Verjährung der Schadensersatzansprüche gegen Wirtschaftsprüfer aus fehlerhafter Steuerberatung

 

Leitsatz (amtlich)

Schadensersatzansprüche aus fehlerhafter Steuerberatung gegen einen Wirtschaftsprüfer, der nicht zugleich Steuerberater ist, verjähren nicht nach § 68 StBerG, sondern nach der § 51a WiPrO, also in fünf Jahren seit ihrer Entstehung.

 

Leitsatz (redaktionell)

Daß Wirtschaftsprüfer zur geschäftsmäßigen Hilfeleistung in Steuersachen befugt sind (§ 3 StBerG, § 2 Abs. 2 WiPrO), macht sie nicht zugleich zu Steuerberatern und damit zu „Mehrfachberuflern”.

 

Normenkette

WiPrO § 51a; StBerG § 68

 

Verfahrensgang

OLG Düsseldorf (Urteil vom 07.11.1979)

 

Tenor

Auf die Revision des Klägers wird das Urteil des 8. Zivilsenats des Oberlandesgerichts Düsseldorf vom 11. Juli 1979 aufgehoben.

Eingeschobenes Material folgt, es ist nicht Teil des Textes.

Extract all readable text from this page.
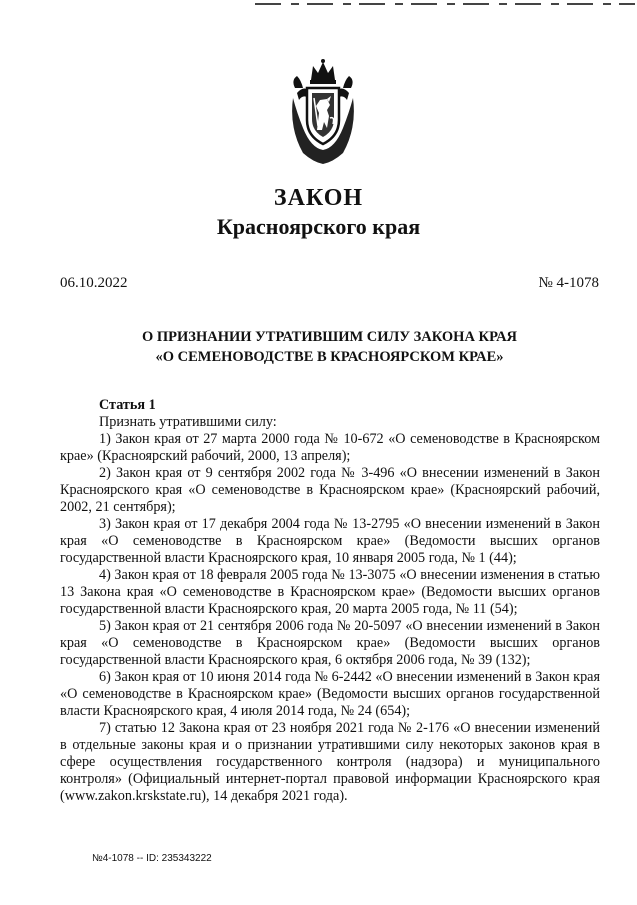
ЗАКОН
Красноярского края
06.10.2022	№ 4-1078
О ПРИЗНАНИИ УТРАТИВШИМ СИЛУ ЗАКОНА КРАЯ
«О СЕМЕНОВОДСТВЕ В КРАСНОЯРСКОМ КРАЕ»
Статья 1

Признать утратившими силу:

1) Закон края от 27 марта 2000 года № 10-672 «О семеноводстве в Красноярском крае» (Красноярский рабочий, 2000, 13 апреля);

2) Закон края от 9 сентября 2002 года № 3-496 «О внесении изменений в Закон Красноярского края «О семеноводстве в Красноярском крае» (Красноярский рабочий, 2002, 21 сентября);

3) Закон края от 17 декабря 2004 года № 13-2795 «О внесении изменений в Закон края «О семеноводстве в Красноярском крае» (Ведомости высших органов государственной власти Красноярского края, 10 января 2005 года, № 1 (44);

4) Закон края от 18 февраля 2005 года № 13-3075 «О внесении изменения в статью 13 Закона края «О семеноводстве в Красноярском крае» (Ведомости высших органов государственной власти Красноярского края, 20 марта 2005 года, № 11 (54);

5) Закон края от 21 сентября 2006 года № 20-5097 «О внесении изменений в Закон края «О семеноводстве в Красноярском крае» (Ведомости высших органов государственной власти Красноярского края, 6 октября 2006 года, № 39 (132);

6) Закон края от 10 июня 2014 года № 6-2442 «О внесении изменений в Закон края «О семеноводстве в Красноярском крае» (Ведомости высших органов государственной власти Красноярского края, 4 июля 2014 года, № 24 (654);

7) статью 12 Закона края от 23 ноября 2021 года № 2-176 «О внесении изменений в отдельные законы края и о признании утратившими силу некоторых законов края в сфере осуществления государственного контроля (надзора) и муниципального контроля» (Официальный интернет-портал правовой информации Красноярского края (www.zakon.krskstate.ru), 14 декабря 2021 года).

№4-1078 -- ID: 235343222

Die Sache wird zur neuen Verhandlung und Entscheidung, auch über die Kosten der Revision, an das Berufungsgericht zurückverwiesen.

 

Tatbestand

Der Kläger, ein Architekt, kaufte mindestens seit 1960 Baugrundstücke, bebaute sie und veräußerte sie dann weiter. Bis zum Jahre 1966 war er Klient des Steuerberaters A. M. in L. Im Februar 1966 übernahm der Wirtschaftsprüfer Dipl.-Kaufmann Dr. H. P. die Praxis und wurde von da an bis 1971 für den Kläger tätig. Er erstellte u.a. die Jahresabschlüsse und fertigte die vom Kläger abzugebenden Steuererklärungen. Dr. P. ist am 1. Oktober 1976 verstorben; er ist von der Beklagten, seiner Witwe, beerbt worden.

Steuerberater M. hatte sämtliche unbebauten, bebauten und im Bau befindlichen Grundstücke des Klägers in den Bilanzen als Anlagevermögen ausgewiesen. Deshalb nahm der Kläger auf die Herstellungskosten der von ihm errichteten Gebäude alljährlich Abschreibungen nach den §§ 7 und 7 b des Einkommensteuergesetzes vor. Die Anschaffungskosten für die als Anlagevermögen bilanzierten Grundstücke und die ebenfalls als Anlagevermögen eingesetzten Kosten für die Errichtung der Gebäude finanzierte der Kläger aus langfristigen Darlehen. In den Gewerbesteuererklärungen bis 1963 wurden diese Darlehen deshalb als Dauerschulden dem Gewerbekapital und die auf die Darlehen zu zahlenden Zinsen als Dauerschuldzinsen dem Gewerbeertrag zugerechnet. Gewerbekapital und -ertrag sind maßgebend für die Bemessung der Gewerbesteuer.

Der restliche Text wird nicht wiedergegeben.